Allí donde, un día de cada tres, cientos de viajeros abarrotan las terrazas, espuma de cerveza en los labios, mientras aguardan por el bocinazo que los lleve de vuelta al trasatlántico ─ingleses destemplados en pantalón corto y jipijapa, expuestas las canillas a las corrientes de aire, implorando a un sol que se resiste a abrirse la gabardina como si fuese un exhibicionista tímido─, hubo una vez una floreciente actividad pesquera. Coruña no era aún esa ciudad pujante y sofisticada, heredera de la revolución que encabezó una bata de organza hace cincuenta años. Sardinas, jureles, xardas y bocartes tiraban mal que bien de las haciendas domésticas al tiempo que perfumaban los soportales de piedra situados bajo las galerías de cristal, con vistas privilegiadas al muelle de Montoto.
Y fue allí, junto a lo que ahora conocemos como paseo de la Marina, donde sucedió la historia corta [muy corta] que os vamos a contar, después de haberla leído en el periódico La Correspondencia Gallega otro 20 de julio, igual que hoy, en 1910. Unas pocas líneas sin titular escondidas en la primera página.

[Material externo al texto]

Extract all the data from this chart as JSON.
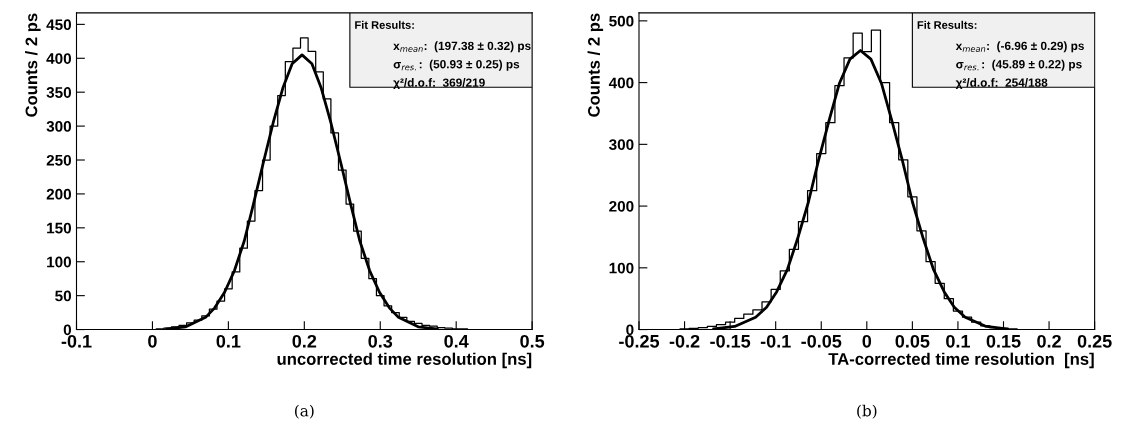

Él episodio es el siguiente. Un muchacho de doce años cayó al mar desde una de las rampas del muelle. Hubiera muerto ahogado de no ser porque, desde una lancha de pesca de Corrubedo anclada cerca, un marinero sin nombre se arrojó al mar. Y lo salvó.
Consecuencia: el chaval no sufrió mayor mal que un buen remojón.

El caso es que, cinco años antes, en la misma urbe, en el mismo muelle, también «a espaldas del Banco de España», otro niño fue rescatado por un marinero de nuestro puerto.
Olvidados héroes de Corrubedo en la Ciudad de Cristal.